Matahari di padang pasir terasa membakar kulit. Hanya sesekali angin bertiup dan menerbangkan debu-debu yang memerihkan mata. Cukup membuat seorang pemuda kerepotan mengarungi samudra pasir yang membentang luas. Namun, hatinya agak tenang. Unta yang di tungganginya masih muda dan kuat. Ia berharap kendaraannya sanggup menempuh perjalanan yang jauh. Perbekalan yang dibawanya pun akan cukup membuatnya bertahan selama perjalanan. Masih separuh lagi perjalanan yang harus ditempuh pemuda itu.

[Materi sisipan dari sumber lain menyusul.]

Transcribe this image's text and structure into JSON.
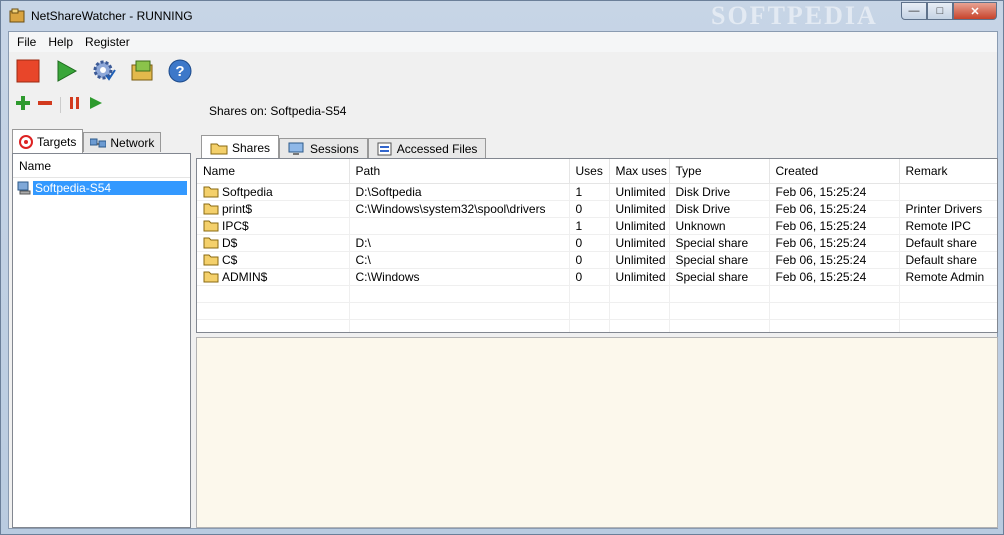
{
  "window": {
    "title": "NetShareWatcher - RUNNING",
    "watermark": "SOFTPEDIA",
    "caption": {
      "minimize": "—",
      "maximize": "□",
      "close": "✕"
    }
  },
  "menu": [
    "File",
    "Help",
    "Register"
  ],
  "toolbar": {
    "icons": [
      "stop-icon",
      "play-icon",
      "settings-icon",
      "log-icon",
      "help-icon"
    ]
  },
  "left": {
    "mini_toolbar": [
      "add-icon",
      "remove-icon",
      "pause-icon",
      "play-icon"
    ],
    "tabs": [
      {
        "label": "Targets",
        "active": true
      },
      {
        "label": "Network",
        "active": false
      }
    ],
    "list_header": "Name",
    "items": [
      "Softpedia-S54"
    ]
  },
  "right": {
    "shares_on": "Shares on: Softpedia-S54",
    "tabs": [
      {
        "label": "Shares",
        "active": true
      },
      {
        "label": "Sessions",
        "active": false
      },
      {
        "label": "Accessed Files",
        "active": false
      }
    ],
    "columns": [
      "Name",
      "Path",
      "Uses",
      "Max uses",
      "Type",
      "Created",
      "Remark"
    ],
    "rows": [
      [
        "Softpedia",
        "D:\\Softpedia",
        "1",
        "Unlimited",
        "Disk Drive",
        "Feb 06, 15:25:24",
        ""
      ],
      [
        "print$",
        "C:\\Windows\\system32\\spool\\drivers",
        "0",
        "Unlimited",
        "Disk Drive",
        "Feb 06, 15:25:24",
        "Printer Drivers"
      ],
      [
        "IPC$",
        "",
        "1",
        "Unlimited",
        "Unknown",
        "Feb 06, 15:25:24",
        "Remote IPC"
      ],
      [
        "D$",
        "D:\\",
        "0",
        "Unlimited",
        "Special share",
        "Feb 06, 15:25:24",
        "Default share"
      ],
      [
        "C$",
        "C:\\",
        "0",
        "Unlimited",
        "Special share",
        "Feb 06, 15:25:24",
        "Default share"
      ],
      [
        "ADMIN$",
        "C:\\Windows",
        "0",
        "Unlimited",
        "Special share",
        "Feb 06, 15:25:24",
        "Remote Admin"
      ]
    ]
  },
  "colors": {
    "selection": "#3399ff",
    "detail_bg": "#fcf8ec"
  }
}
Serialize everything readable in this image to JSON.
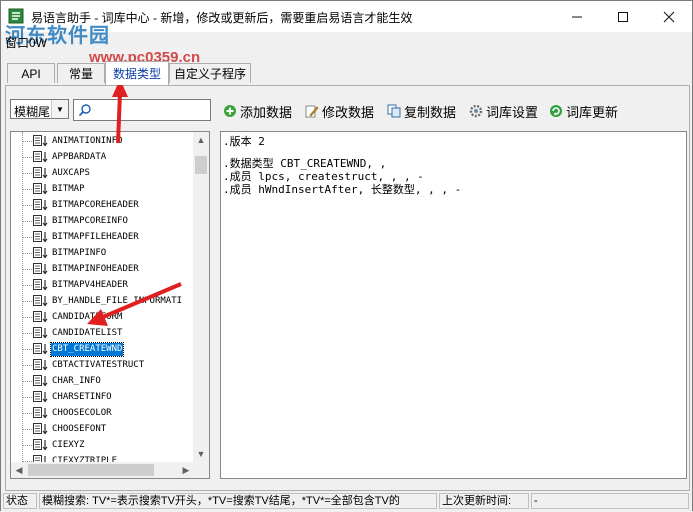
{
  "window": {
    "title": "易语言助手 - 词库中心 - 新增，修改或更新后，需要重启易语言才能生效",
    "menu_label": "窗口0W",
    "watermark_logo": "河东软件园",
    "watermark_url": "www.pc0359.cn"
  },
  "tabs": [
    {
      "label": "API"
    },
    {
      "label": "常量"
    },
    {
      "label": "数据类型",
      "active": true
    },
    {
      "label": "自定义子程序"
    }
  ],
  "search": {
    "mode_value": "模糊尾",
    "input_value": ""
  },
  "toolbar": {
    "add": "添加数据",
    "edit": "修改数据",
    "copy": "复制数据",
    "settings": "词库设置",
    "update": "词库更新"
  },
  "tree": {
    "items": [
      "ANIMATIONINFO",
      "APPBARDATA",
      "AUXCAPS",
      "BITMAP",
      "BITMAPCOREHEADER",
      "BITMAPCOREINFO",
      "BITMAPFILEHEADER",
      "BITMAPINFO",
      "BITMAPINFOHEADER",
      "BITMAPV4HEADER",
      "BY_HANDLE_FILE_INFORMATI",
      "CANDIDATEFORM",
      "CANDIDATELIST",
      "CBT_CREATEWND",
      "CBTACTIVATESTRUCT",
      "CHAR_INFO",
      "CHARSETINFO",
      "CHOOSECOLOR",
      "CHOOSEFONT",
      "CIEXYZ",
      "CIEXYZTRIPLE"
    ],
    "selected": "CBT_CREATEWND"
  },
  "editor": {
    "lines": [
      ".版本 2",
      "",
      ".数据类型 CBT_CREATEWND, ,",
      ".成员 lpcs, createstruct, , , -",
      ".成员 hWndInsertAfter, 长整数型, , , -"
    ]
  },
  "statusbar": {
    "label": "状态",
    "message": "模糊搜索: TV*=表示搜索TV开头，*TV=搜索TV结尾，*TV*=全部包含TV的",
    "last_update_label": "上次更新时间:",
    "last_update_value": "-"
  },
  "colors": {
    "selection": "#0078d7",
    "annotation_arrow": "#e02020",
    "active_tab_text": "#0b3ea8"
  }
}
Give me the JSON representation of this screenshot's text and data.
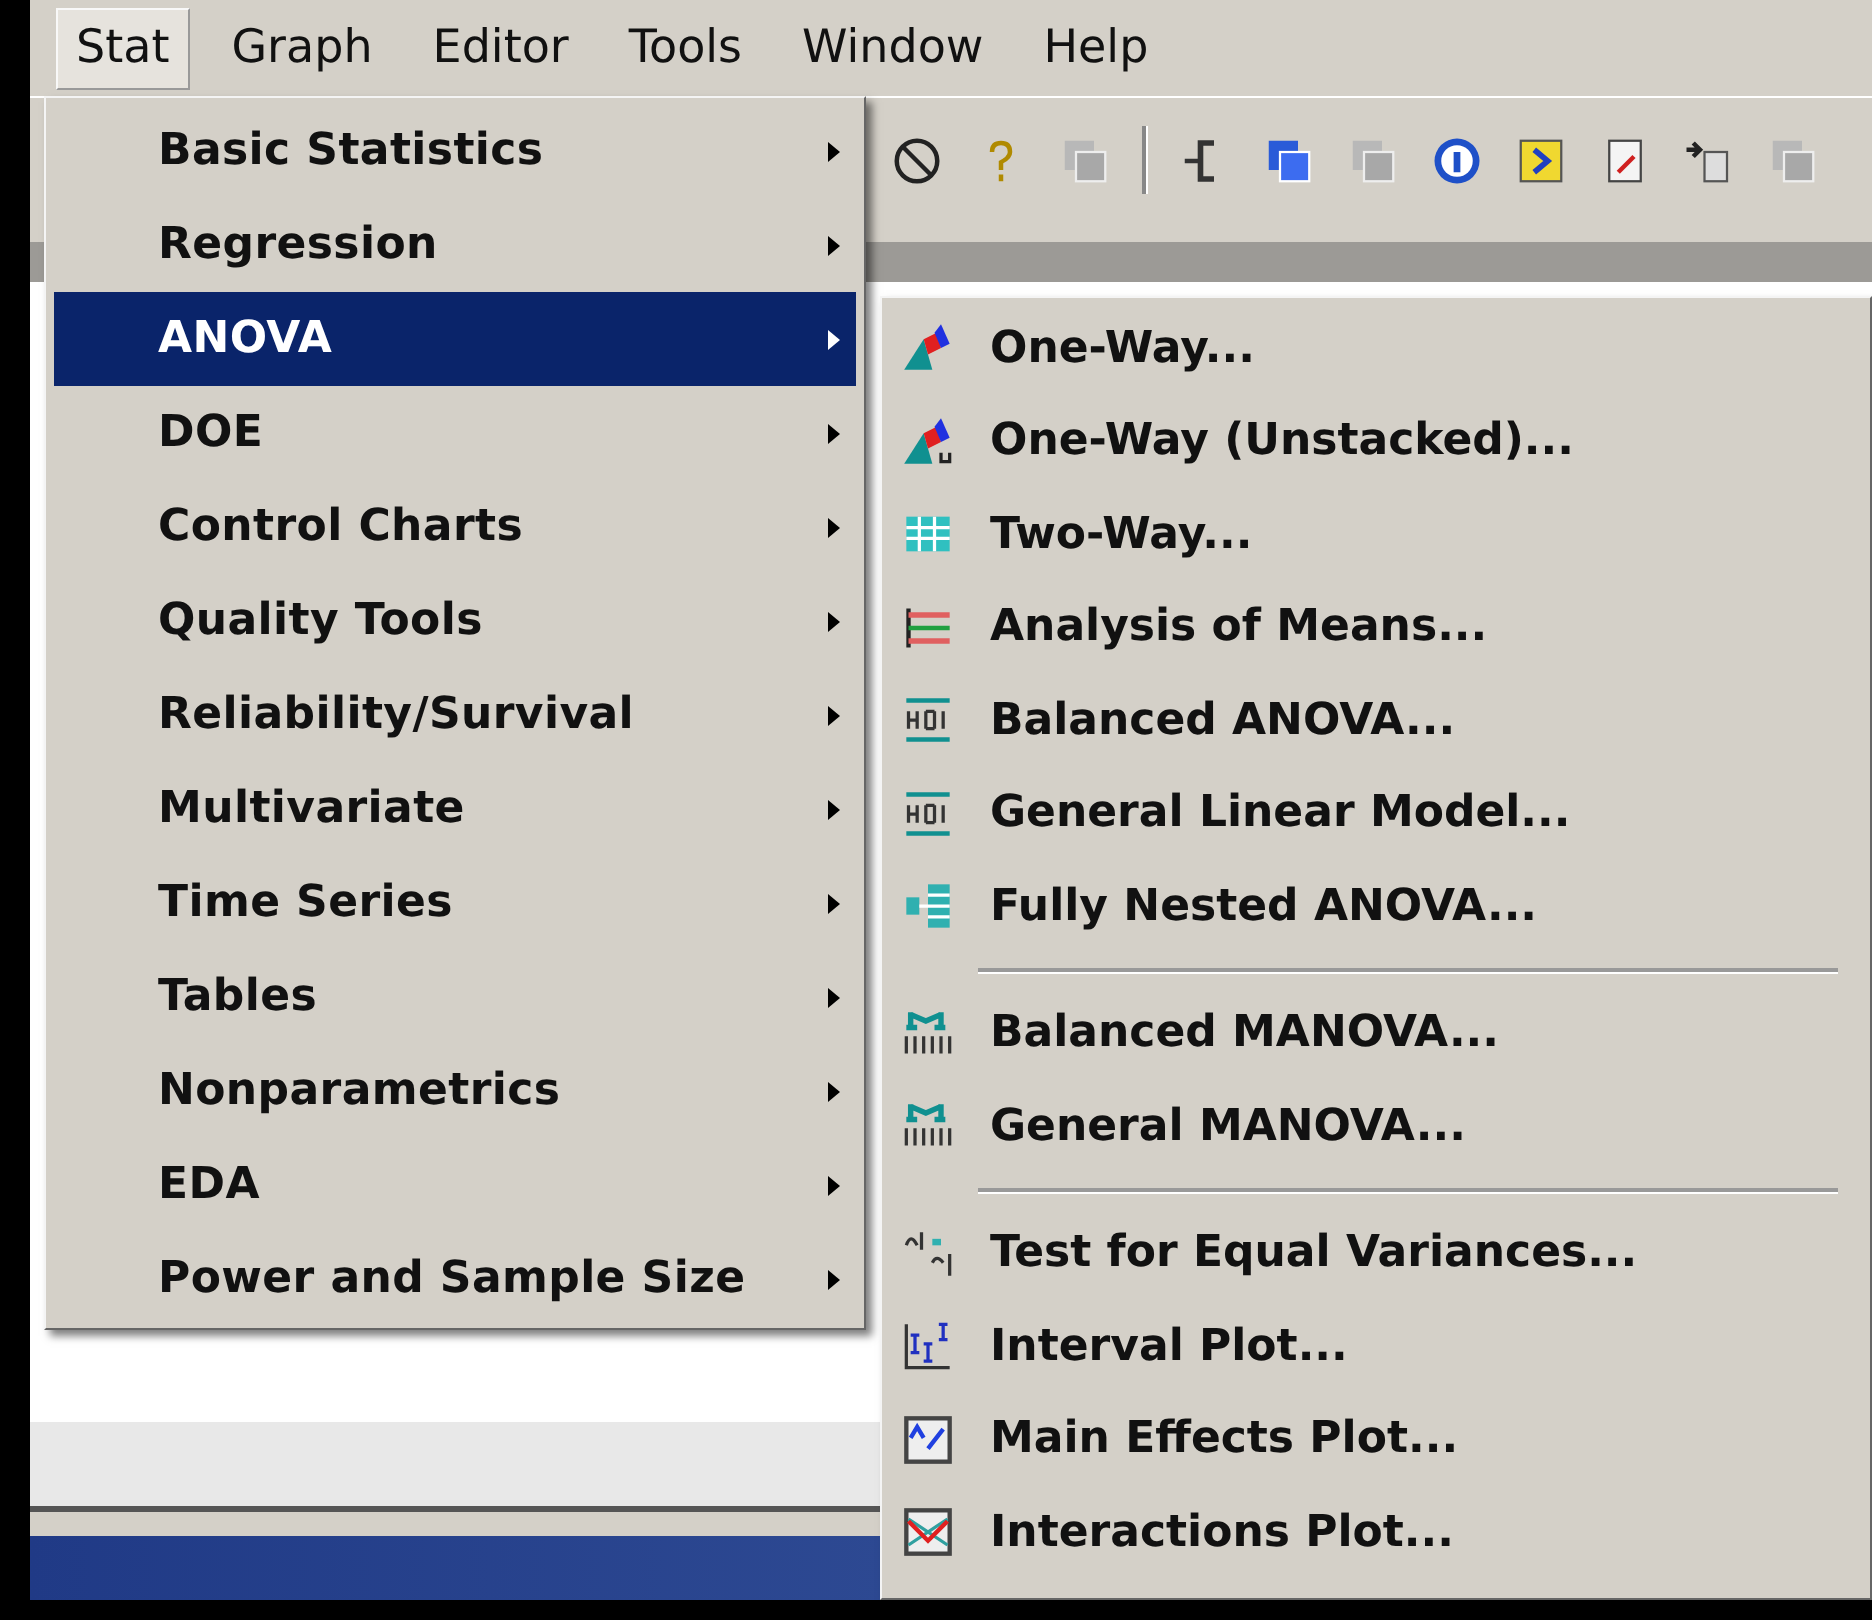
{
  "menu_bar": [
    {
      "label": "Stat",
      "selected": true
    },
    {
      "label": "Graph",
      "selected": false
    },
    {
      "label": "Editor",
      "selected": false
    },
    {
      "label": "Tools",
      "selected": false
    },
    {
      "label": "Window",
      "selected": false
    },
    {
      "label": "Help",
      "selected": false
    }
  ],
  "stat_menu": [
    {
      "label": "Basic Statistics",
      "selected": false
    },
    {
      "label": "Regression",
      "selected": false
    },
    {
      "label": "ANOVA",
      "selected": true
    },
    {
      "label": "DOE",
      "selected": false
    },
    {
      "label": "Control Charts",
      "selected": false
    },
    {
      "label": "Quality Tools",
      "selected": false
    },
    {
      "label": "Reliability/Survival",
      "selected": false
    },
    {
      "label": "Multivariate",
      "selected": false
    },
    {
      "label": "Time Series",
      "selected": false
    },
    {
      "label": "Tables",
      "selected": false
    },
    {
      "label": "Nonparametrics",
      "selected": false
    },
    {
      "label": "EDA",
      "selected": false
    },
    {
      "label": "Power and Sample Size",
      "selected": false
    }
  ],
  "anova_submenu": {
    "groups": [
      {
        "items": [
          "One-Way...",
          "One-Way (Unstacked)...",
          "Two-Way...",
          "Analysis of Means...",
          "Balanced ANOVA...",
          "General Linear Model...",
          "Fully Nested ANOVA..."
        ]
      },
      {
        "items": [
          "Balanced MANOVA...",
          "General MANOVA..."
        ]
      },
      {
        "items": [
          "Test for Equal Variances...",
          "Interval Plot...",
          "Main Effects Plot...",
          "Interactions Plot..."
        ]
      }
    ]
  }
}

“Mudah-mudahan, aku selamat sampai Makkah. Dan, segera melihat Baitullah yang selama ini kurindukan,” katanya penuh harap.
Panggilan rukun Islam kelima itulah yang membulatkan tekadnya. Mengarungi padang pasir yang terik.
Tiba-tiba, pemuda itu menatap tajam ke arah seseorang yang tengah berjalan sendirian di padang pasir.
Kenapa orang itu berjalan sendiri di tempat seperti ini? Tanya pemuda itu dalam hati.
Sungguh mengundang bahaya.
Pemuda tersebut menghentikan untanya di dekat orang itu. Ternyata, ia seseorang lelaki tua yang berjalan terseok-seok di bawah terik matahari. Lalu, anak muda itu segera turun dari kendaraannya.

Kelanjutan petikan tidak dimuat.